- Eu & Fim de Semana / Valor Econômico
O momento grave do país exige uma liderança presidencial muito especial, com qualidades maiores do que a de líderes populares ou partidários. No período mais recente, nunca a palavra estadista foi tão perfeita para uma situação histórica em que o presidente terá de orientar suas ações pelos interesses maiores do Estado brasileiro. Mas se Bolsonaro preferir se guiar por uma visão mais sectária, atuando apenas segundo a opinião de seus próximos e incentivando o clima de guerra contra os que não pensam exatamente como ele, o Brasil não sairá da crise.
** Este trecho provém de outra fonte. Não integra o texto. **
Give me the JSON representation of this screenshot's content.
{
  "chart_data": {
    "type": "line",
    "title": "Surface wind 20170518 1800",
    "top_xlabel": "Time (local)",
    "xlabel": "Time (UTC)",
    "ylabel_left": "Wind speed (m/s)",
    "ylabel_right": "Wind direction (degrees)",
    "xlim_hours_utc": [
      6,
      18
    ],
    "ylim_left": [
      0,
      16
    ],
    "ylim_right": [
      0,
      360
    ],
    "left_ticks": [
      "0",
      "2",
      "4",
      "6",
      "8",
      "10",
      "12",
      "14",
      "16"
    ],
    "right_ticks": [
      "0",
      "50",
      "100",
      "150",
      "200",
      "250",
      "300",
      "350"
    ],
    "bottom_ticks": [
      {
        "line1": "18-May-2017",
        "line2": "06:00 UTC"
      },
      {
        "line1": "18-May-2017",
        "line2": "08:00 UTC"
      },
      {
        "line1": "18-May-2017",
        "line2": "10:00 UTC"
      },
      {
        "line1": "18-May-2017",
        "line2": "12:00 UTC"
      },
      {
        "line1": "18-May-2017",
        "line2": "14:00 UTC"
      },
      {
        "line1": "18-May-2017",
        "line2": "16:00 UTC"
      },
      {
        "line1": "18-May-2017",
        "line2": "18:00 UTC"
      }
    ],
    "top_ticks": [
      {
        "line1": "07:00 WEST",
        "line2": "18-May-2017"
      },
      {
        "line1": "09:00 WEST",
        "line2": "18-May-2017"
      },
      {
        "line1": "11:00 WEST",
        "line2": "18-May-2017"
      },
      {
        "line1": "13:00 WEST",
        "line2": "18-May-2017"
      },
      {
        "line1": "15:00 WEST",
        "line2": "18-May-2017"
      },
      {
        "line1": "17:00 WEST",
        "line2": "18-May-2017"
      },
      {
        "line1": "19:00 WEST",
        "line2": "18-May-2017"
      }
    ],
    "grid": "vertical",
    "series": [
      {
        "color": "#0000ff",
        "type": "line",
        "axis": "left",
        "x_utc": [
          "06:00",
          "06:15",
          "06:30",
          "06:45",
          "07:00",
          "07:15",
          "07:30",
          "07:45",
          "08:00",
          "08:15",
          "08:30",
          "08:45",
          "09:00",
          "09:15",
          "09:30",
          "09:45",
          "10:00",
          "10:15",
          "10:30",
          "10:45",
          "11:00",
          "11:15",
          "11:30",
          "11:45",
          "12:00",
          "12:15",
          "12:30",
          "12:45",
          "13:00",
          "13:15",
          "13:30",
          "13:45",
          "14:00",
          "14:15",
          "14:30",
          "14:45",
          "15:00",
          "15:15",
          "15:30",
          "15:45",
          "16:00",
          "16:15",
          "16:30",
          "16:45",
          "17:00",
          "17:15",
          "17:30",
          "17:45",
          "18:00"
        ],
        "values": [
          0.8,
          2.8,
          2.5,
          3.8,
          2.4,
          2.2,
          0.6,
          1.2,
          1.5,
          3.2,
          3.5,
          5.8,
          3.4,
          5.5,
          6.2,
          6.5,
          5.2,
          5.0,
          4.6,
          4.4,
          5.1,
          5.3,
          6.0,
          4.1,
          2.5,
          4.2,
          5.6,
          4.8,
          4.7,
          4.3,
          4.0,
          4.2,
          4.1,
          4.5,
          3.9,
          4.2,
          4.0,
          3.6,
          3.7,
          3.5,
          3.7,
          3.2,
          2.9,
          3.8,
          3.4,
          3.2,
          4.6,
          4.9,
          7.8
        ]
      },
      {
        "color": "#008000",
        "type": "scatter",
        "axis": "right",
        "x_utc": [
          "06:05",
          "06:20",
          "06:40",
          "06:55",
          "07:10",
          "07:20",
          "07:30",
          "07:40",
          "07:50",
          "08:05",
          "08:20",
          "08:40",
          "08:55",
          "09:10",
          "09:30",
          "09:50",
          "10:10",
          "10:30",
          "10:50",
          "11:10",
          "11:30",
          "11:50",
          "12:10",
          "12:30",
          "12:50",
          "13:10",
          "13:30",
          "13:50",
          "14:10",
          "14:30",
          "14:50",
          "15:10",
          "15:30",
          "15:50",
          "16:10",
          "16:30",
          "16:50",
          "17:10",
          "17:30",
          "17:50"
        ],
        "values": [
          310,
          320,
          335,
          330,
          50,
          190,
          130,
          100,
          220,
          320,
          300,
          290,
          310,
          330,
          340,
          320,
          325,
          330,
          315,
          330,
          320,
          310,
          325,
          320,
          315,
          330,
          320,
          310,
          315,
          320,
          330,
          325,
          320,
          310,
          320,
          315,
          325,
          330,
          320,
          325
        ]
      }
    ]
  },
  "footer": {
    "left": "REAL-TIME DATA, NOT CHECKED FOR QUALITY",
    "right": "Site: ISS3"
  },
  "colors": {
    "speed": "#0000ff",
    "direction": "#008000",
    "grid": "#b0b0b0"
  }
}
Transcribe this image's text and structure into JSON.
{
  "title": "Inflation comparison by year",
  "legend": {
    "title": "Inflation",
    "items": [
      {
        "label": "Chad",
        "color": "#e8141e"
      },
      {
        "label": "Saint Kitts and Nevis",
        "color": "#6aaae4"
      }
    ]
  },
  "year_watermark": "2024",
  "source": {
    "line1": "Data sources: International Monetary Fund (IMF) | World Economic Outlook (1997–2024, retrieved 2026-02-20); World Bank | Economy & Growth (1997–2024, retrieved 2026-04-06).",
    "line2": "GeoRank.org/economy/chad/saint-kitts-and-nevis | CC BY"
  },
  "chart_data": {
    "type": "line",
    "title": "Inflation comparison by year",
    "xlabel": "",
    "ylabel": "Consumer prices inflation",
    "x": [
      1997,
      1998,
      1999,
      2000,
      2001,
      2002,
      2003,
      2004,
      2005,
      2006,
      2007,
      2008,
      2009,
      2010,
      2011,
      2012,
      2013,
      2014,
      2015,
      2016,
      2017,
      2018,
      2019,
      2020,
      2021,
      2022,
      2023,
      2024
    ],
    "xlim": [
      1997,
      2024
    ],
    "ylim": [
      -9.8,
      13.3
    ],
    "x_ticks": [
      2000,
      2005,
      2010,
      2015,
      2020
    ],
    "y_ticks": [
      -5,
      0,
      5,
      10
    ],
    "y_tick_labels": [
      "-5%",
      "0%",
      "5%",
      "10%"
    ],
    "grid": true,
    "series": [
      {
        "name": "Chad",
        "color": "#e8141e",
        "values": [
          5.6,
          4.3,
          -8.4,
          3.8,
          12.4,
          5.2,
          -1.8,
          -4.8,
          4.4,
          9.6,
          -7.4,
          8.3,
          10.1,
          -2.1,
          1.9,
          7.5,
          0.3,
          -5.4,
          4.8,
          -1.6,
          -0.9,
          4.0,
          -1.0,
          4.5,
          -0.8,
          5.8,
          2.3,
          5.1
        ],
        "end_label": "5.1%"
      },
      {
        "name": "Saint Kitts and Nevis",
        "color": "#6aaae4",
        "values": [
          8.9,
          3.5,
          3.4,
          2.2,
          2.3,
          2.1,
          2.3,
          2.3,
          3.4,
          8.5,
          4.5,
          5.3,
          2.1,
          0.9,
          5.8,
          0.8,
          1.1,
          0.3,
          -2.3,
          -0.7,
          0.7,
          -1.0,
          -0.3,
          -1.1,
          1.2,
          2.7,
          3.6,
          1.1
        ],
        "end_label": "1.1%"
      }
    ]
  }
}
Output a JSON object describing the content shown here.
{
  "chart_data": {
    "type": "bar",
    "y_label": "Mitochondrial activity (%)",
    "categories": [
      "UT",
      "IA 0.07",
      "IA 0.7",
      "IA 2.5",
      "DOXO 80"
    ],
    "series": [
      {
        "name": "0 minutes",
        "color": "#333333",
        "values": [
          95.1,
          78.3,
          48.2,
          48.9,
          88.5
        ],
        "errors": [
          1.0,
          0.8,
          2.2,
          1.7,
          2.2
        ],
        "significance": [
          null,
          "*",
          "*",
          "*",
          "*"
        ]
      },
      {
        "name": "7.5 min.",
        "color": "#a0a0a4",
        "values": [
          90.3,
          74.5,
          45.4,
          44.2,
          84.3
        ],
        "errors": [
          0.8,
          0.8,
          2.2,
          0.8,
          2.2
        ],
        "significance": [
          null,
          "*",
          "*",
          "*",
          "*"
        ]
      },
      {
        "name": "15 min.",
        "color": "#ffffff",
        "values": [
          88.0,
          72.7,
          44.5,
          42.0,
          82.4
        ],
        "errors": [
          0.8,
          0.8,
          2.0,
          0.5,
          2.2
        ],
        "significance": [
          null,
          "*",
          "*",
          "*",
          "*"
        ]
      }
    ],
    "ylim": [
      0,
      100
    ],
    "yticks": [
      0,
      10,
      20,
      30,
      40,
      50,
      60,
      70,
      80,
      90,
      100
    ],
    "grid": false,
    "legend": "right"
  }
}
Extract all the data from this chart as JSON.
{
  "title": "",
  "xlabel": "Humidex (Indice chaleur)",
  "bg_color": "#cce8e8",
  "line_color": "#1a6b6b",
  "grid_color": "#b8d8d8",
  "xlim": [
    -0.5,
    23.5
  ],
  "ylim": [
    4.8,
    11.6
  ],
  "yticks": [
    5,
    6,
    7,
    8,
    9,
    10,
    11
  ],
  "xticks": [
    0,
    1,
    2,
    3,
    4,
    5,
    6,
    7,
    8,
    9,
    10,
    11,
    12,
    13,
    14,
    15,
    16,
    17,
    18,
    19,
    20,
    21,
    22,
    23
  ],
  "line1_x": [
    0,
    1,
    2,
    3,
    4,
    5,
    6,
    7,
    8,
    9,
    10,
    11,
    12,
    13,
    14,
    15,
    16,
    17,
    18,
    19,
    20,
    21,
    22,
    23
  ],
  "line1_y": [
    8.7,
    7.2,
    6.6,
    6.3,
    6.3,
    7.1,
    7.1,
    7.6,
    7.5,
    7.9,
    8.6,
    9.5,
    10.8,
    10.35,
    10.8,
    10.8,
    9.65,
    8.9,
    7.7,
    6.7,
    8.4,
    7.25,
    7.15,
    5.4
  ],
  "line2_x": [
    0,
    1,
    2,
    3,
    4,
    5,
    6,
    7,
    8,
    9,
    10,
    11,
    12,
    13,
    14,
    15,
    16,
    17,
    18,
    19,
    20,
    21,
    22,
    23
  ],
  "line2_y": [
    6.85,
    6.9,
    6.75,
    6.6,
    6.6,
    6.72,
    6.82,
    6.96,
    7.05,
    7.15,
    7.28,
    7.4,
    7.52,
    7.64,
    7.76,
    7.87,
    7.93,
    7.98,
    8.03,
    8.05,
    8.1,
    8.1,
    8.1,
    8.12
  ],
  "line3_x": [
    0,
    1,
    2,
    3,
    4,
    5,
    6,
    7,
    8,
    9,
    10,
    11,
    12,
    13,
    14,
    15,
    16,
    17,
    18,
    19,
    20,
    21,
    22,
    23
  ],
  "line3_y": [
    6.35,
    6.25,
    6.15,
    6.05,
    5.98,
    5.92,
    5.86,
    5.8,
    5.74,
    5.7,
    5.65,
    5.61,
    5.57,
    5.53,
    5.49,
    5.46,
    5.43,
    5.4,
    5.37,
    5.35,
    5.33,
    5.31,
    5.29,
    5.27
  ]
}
Antes de entender que qualidades um estadista deveria ter agora, é preciso mostrar por quais razões um líder com tais predicados seria mais urgente neste momento. A resposta mais ampla é a confluência de várias crises no mesmo ponto da história, numa intensidade e combinação raras, uma verdadeira tempestade perfeita.
A primeira crise é a econômica. Ela não pode ser representada apenas pelo baixo crescimento e enorme desemprego. Por trás de tudo isso, há a necessidade de reformar grande parte do modelo econômico, dando maior solvência fiscal ao Estado, melhorando a competitividade da economia, fortalecendo os pilares da produtividade (principalmente em termos educacionais) e garantindo um mercado de trabalho que gere mais e melhores empregos.
Não será nada fácil, pois transformação de tal envergadura exigirá mudanças legislativas difíceis, como as reformas da Previdência e do sistema tributário, além de um processo intrincado de implementação - por exemplo, quem vai formular e executar as melhorias na educação necessárias para qualificar o capital humano?
Mas a crise econômica não pode ser descolada da dinâmica social brasileira. A característica mais marcante do país é a desigualdade e reformar o Estado sem levar em conta isso é mais do que uma falta de sensibilidade. É um passo para o precipício. A tarefa é árdua porque teremos de, a um só tempo, garantir a solvência do Estado sem piorar a vida dos mais pobres do país. Olhar apenas para um lado levará a dois fins trágicos: ou será o caminho para inviabilizar as políticas públicas porque não teremos dinheiro para tal, ou será a trilha para deslegitimar o governo frente à maior parcela da população.
Sendo mais direto: o Brasil não pode gastar com a Previdência o volume de recursos em relação PIB que gasta hoje, mas não pode deixar para atrás os desvalidos urbanos e rurais que não tiveram igualdade de oportunidades no ponto de partida, sobretudo do ponto de vista da educação, ou que tenham problemas de saúde graves. Há muita coisa para mudar no modelo previdenciário do setor público, no ajuste mais parcimonioso do país à sua demografia e nos generosos subsídios às empresas ou mesmo à classe média.